It’s an exciting time for property and casualty insurers and reinsurers around the world. Markets are evolving at an unprecedented pace, spawning equal amounts of challenges and opportunities. As a whole, the insurance industry is responding to these challenges with creative and innovative thinking.
Turning thought into action requires a helping hand from the reinsurance industry – a market sector with significant promise as it heads into renewal season, according to Andy Marcell, CEO of Aon Reinsurance Solutions.
“This continues to be a good time for our customers to buy reinsurance [because of] the imbalance of supply and demand. Supply continues to increase particularly from alternative capital, which is up from the first half of 2018 and we anticipate that will continue,” said Marcell at the PCI Annual Meeting.
“As you wrap around that, the alternative capital is mostly focused on property catastrophe risk, so […] that’s helping clients buy property catastrophe reinsurance at better rates.
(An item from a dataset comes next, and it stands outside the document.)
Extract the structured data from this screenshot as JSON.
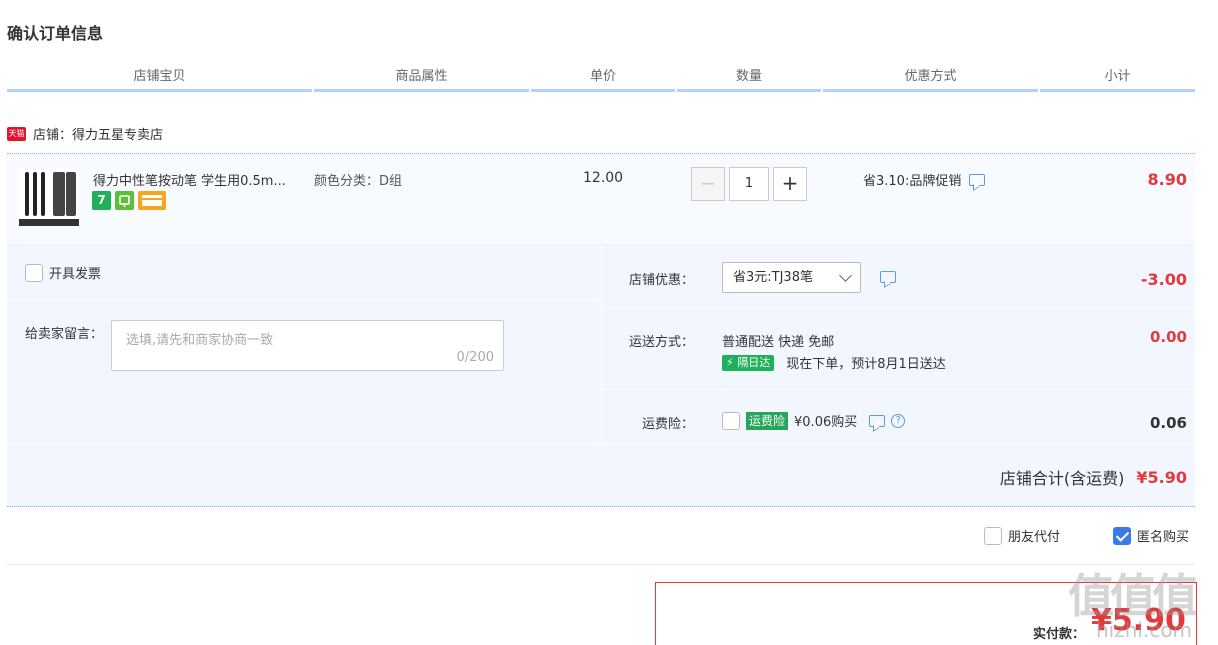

Additionally, the alternative capital is broadly embraced and integrated within most reinsurers’ capital solutions for clients, and we see that continuing. So, with our clients buying similar amounts of property catastrophe reinsurance and the available capacity continuing to expand – it’s a positive time for reinsurers.”
According to Marcell, there are also more opportunities for reinsurers to select risks and find new partners – especially in the North America markets where the purchase of casualty reinsurance is on the rise.
Another market trend impacting P&C brokers, carriers and reinsurers is consolidation. Mergers and acquisitions (M&A) are hot right now and they’re presenting challenges and opportunities for reinsurers. For example, when two firms become one via M&A, a client might reduce its reinsurance spend depending on the appetite and risk transfer mechanisms of the acquirer. On the other hand, some acquisitions create more reinsurance spend if firms find out they’ve got accumulations in aggregation that they don’t want to hold on their balance sheet, so they turn to reinsurance.
“There has been a ton of M&A of late. Whether you’re talking about AIG and Validus or Apollo and Aspen, those reinsurers are now owned by companies that have greater financial strength and flexibility, so when we’re representing our clients and we look at those counterparties, they’re stronger than they have been in the past and that’s good for our customers,” Marcell commented.
“Do we see M&A continuing? Absolutely. But on the other hand, it’s important for insurers to recognise that a lot of buyers value their trusted relationship with the reinsurers […] It’s an important way for them to differentiate and work to find bespoke solutions for clients.”